At the turn of the last century, arbitration was all the rage as a more efficient dispute resolution process. Arbitration, its proponents promised, would help parties achieve finality faster, ensure focused arbiters with relevant expertise, streamline the overall timeline, and minimize costly discovery. As a result, many companies included mandatory arbitration clauses in contracts as a matter of course.

Nearly two decades later, the bloom is off arbitration in many corporate legal circles. Some argue that the promise of arbitration has often not been realized and, worse, that the dispute resolution “alternative” to litigation has ended up more burdensome than the litigation process it sought to replace.

But statistics provide some meaningful pushback to these criticisms. According to the American Bar Association, as of 2011, the typical domestic commercial arbitration took about seven months, while U.S. District Court civil cases averaged about 23 months. “There is definitely an expectation that if you have an arbitration clause, things are going to happen more quickly and cheaply than they would in litigation,” says Aryeh Portnoy, a partner in Crowell & Moring’s Litigation Group. “But that does not mean that in practice it always happens that way.” Portnoy says that one key to avoiding problems is to address several issues early on, long before there is an actual dispute—that is, during the writing of the contract.
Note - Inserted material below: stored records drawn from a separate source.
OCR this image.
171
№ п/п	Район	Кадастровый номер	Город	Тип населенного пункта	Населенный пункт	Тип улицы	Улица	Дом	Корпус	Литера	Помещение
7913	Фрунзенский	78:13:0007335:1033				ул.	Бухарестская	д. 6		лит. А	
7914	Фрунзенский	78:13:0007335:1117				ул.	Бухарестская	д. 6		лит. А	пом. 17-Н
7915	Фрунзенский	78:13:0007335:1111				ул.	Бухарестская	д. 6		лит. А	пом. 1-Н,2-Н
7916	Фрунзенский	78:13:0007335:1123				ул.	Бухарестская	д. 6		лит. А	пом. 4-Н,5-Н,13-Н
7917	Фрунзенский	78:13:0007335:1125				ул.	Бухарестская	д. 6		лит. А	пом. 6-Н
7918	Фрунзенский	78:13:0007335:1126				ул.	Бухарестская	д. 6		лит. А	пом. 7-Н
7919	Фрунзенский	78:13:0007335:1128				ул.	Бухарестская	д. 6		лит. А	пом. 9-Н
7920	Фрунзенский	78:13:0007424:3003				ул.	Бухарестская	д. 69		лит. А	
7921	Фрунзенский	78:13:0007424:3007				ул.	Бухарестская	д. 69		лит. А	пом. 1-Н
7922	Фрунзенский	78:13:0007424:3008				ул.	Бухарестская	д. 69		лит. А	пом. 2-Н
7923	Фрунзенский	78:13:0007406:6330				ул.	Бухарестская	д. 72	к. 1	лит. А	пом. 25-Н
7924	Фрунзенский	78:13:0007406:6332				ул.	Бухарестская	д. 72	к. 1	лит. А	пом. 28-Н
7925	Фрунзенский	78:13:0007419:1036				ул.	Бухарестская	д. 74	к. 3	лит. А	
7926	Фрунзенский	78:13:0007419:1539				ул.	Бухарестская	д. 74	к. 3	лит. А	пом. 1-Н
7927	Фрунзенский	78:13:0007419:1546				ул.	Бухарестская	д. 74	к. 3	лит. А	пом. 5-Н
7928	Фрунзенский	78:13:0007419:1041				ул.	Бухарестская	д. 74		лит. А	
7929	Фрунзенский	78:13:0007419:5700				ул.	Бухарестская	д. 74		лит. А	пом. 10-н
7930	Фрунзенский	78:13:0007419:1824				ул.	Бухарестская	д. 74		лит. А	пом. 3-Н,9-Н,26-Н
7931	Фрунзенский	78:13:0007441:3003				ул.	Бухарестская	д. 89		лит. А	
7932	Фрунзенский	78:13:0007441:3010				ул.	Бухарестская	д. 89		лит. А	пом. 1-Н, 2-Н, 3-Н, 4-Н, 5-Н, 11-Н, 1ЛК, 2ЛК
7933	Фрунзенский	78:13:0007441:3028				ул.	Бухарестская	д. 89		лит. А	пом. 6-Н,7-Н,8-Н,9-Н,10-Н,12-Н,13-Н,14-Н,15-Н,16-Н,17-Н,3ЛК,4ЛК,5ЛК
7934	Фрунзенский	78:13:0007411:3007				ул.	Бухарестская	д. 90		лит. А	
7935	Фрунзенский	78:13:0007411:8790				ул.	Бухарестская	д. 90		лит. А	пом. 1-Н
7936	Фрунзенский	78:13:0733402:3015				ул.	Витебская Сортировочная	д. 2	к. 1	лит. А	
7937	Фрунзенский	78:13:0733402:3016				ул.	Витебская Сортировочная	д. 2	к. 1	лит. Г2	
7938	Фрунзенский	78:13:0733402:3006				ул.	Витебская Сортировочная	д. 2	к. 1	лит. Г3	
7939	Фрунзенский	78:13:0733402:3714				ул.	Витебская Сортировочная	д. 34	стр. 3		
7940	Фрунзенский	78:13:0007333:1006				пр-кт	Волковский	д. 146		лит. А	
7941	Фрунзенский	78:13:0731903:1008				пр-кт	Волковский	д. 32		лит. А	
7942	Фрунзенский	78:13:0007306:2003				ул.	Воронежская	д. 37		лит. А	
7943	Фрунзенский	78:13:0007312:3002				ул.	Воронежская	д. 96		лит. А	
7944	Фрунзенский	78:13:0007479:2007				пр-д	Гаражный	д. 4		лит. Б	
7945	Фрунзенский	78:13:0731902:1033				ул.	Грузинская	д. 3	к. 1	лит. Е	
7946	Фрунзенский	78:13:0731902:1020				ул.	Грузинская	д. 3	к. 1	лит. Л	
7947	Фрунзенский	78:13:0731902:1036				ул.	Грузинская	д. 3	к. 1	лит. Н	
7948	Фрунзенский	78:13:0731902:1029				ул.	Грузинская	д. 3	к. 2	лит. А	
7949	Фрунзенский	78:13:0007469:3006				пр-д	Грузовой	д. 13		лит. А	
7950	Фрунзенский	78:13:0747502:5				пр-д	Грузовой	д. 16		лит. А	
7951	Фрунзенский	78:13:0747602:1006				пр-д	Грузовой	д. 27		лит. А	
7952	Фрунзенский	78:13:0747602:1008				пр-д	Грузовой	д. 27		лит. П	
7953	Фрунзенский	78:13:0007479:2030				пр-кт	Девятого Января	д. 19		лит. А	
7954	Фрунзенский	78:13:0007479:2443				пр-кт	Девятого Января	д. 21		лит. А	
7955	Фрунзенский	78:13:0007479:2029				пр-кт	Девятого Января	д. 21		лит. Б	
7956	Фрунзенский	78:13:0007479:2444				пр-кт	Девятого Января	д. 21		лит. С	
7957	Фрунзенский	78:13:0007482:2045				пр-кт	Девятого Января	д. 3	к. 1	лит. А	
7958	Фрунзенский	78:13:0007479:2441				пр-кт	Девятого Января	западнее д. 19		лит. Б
Portnoy explains that the problem is not arbitration per se, but rather the way the process is set up in the contract’s arbitration clauses. “The dispute resolution process is a creature of that contract,” he says. “If the parties use a short and standard form dispute resolution clause, the generic wording of that sort of provision may fail to define the process clearly enough, opening the door to a range of potential disagreements and arguments.” Portnoy suggests paying more attention to three areas:

  • Arbitrator selection. Clauses should define the selection process and put time limits on it. How many candidates can be proposed? How many can be stricken? What fallback process will be used if no arbiter is selected within the set time? Clauses should also describe any special expertise arbitrators will need to have—will they have to be retired judges, for example, or licensed architects or engineers? Overall, it’s important to strike a balance between being too broad and too specific. Going too far in either direction can create potential for arguments that slow the process. Portnoy points to a recent engagement in which “it took six months just to appoint the arbitrator. That never happens in a court— you’ve got your judge on day one.” The goal, he says, is to set up a practicable pool of qualified and competent arbitrators to select from efficiently.
  • Discovery. Clauses should specify the type and scope of discovery, based on the type of disputes likely to arise. They should also define limits for depositions, an especially costly discovery device. These clauses, Portnoy adds, “should also include some wiggle room to allow the parties and arbitrator to modify discovery as needed to ensure fairness.”
  • Expedited track. Many arbitration bodies have a specific process for “expedited matters.” Companies may want arbitration clauses that call for proceeding under those rules.

In short, arbitration is an area where an ounce of upfront prevention can be worth a pound of cure. “It is prudent to think through these things at the contract phase and set up a structure so that if there is a disagreement, you have some certainty as to how it will be handled,” says Portnoy. In the coming years, companies that take those steps will be in a far better position to use arbitration as the effective tool that it once promised to be.